Alongside Teague is a fellow Statesman. Moore, a 2017 graduate, began his tenure with the Bills by way of an internship just after graduation. He had been working with Teague as the Youth Program coordinator, but when the pandemic hit, the opportunities to engage with the Buffalo youth declined sharply, and Moore shuffled positions to tackle COVID-19 head on as a protocol coordinator and contact tracer.
“It’s completely changed this season,” Moore said of his position with a laugh. “The previous three seasons I was in Community Relations. I was the program coordinator working directly under Preston. We would set up Play60 events, youth football events in the stadiums, flag football tournaments, visit schools, all sorts of stuff.
“In July, I got a call from the head of our department. Basically she informed me that with all the new COVID protocols, they created a position to have a COVID protocol coordinator and I had been recommended to do that, so that’s actually my current title.”
In addition to their day-to-day duties, Teague and Moore help where needed.
“Despite the fact that there were no spectators in the stands, it’s really been eye-opening for me,” Teague said. “I’ve been lucky enough to be able to support some of the other departments throughout the organization.”
Due to the circumstances, all community relations work takes place the week prior to the game rather than during it, as is the case in a normal year. So, on game day, Teague helps with the staff check-in process, supports the public relations team in the press box, and even had the chance to be a part of something that will last a lifetime.

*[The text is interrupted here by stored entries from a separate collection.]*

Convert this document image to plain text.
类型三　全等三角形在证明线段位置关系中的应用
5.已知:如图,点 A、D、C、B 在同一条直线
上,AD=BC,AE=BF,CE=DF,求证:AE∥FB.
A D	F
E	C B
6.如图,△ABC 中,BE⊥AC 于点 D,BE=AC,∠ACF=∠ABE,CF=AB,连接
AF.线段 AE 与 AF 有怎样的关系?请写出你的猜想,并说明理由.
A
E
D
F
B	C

“I had the opportunity to help out with the ball crew,” Teague said. “I was on the sideline for the Steelers game and the Ravens game. I was standing right on the goal line when Taron Johnson took that pick back 101 yards to the house.”
Teague has been with the Bills for 18 seasons, yet he still refers to Buffalo as his second home. Geneva will always be first in his heart, and he makes sure to pay visits to Geneva, Hobart and William Smith, the local businesses, and the people — whenever he can.
“I grew up in Geneva,” Teague said. “My mom was in Hobart and William Smith Admissions for over 30 years. We have, I think, 11 family members who all graduated from Hobart and William Smith. Geneva is our home. We live right on Seneca Lake, so I try to get home as much as I can. It’s a beautiful area.
“There’s a lot of similarities between Buffalo and Geneva — diverse communities, friendly people, hard-working, down to earth, passionate about their community, passionate about sports, and the food scene is great in both areas.”
The passion in which Teague spoke of his position and the lives he impacts was truly inspiring, much like the Bills’ 2020 season. The impact that the organization has on the surrounding community and throughout New York state was exemplified when Johnson intercepted Lamar Jackson and took it to the house for a pick-6 — 6,700 people sounded like 67,000. The chills from that audio alone will tell the story of the Buffalo Bills.
“It was right up there near the top of the most exciting moments I’ve had in my 18 seasons with the Bills,” Teague said of the 101-yard TD return. “I got goosebumps, it was really cool, and the 6,700 people in the stands did sound like 67,000.”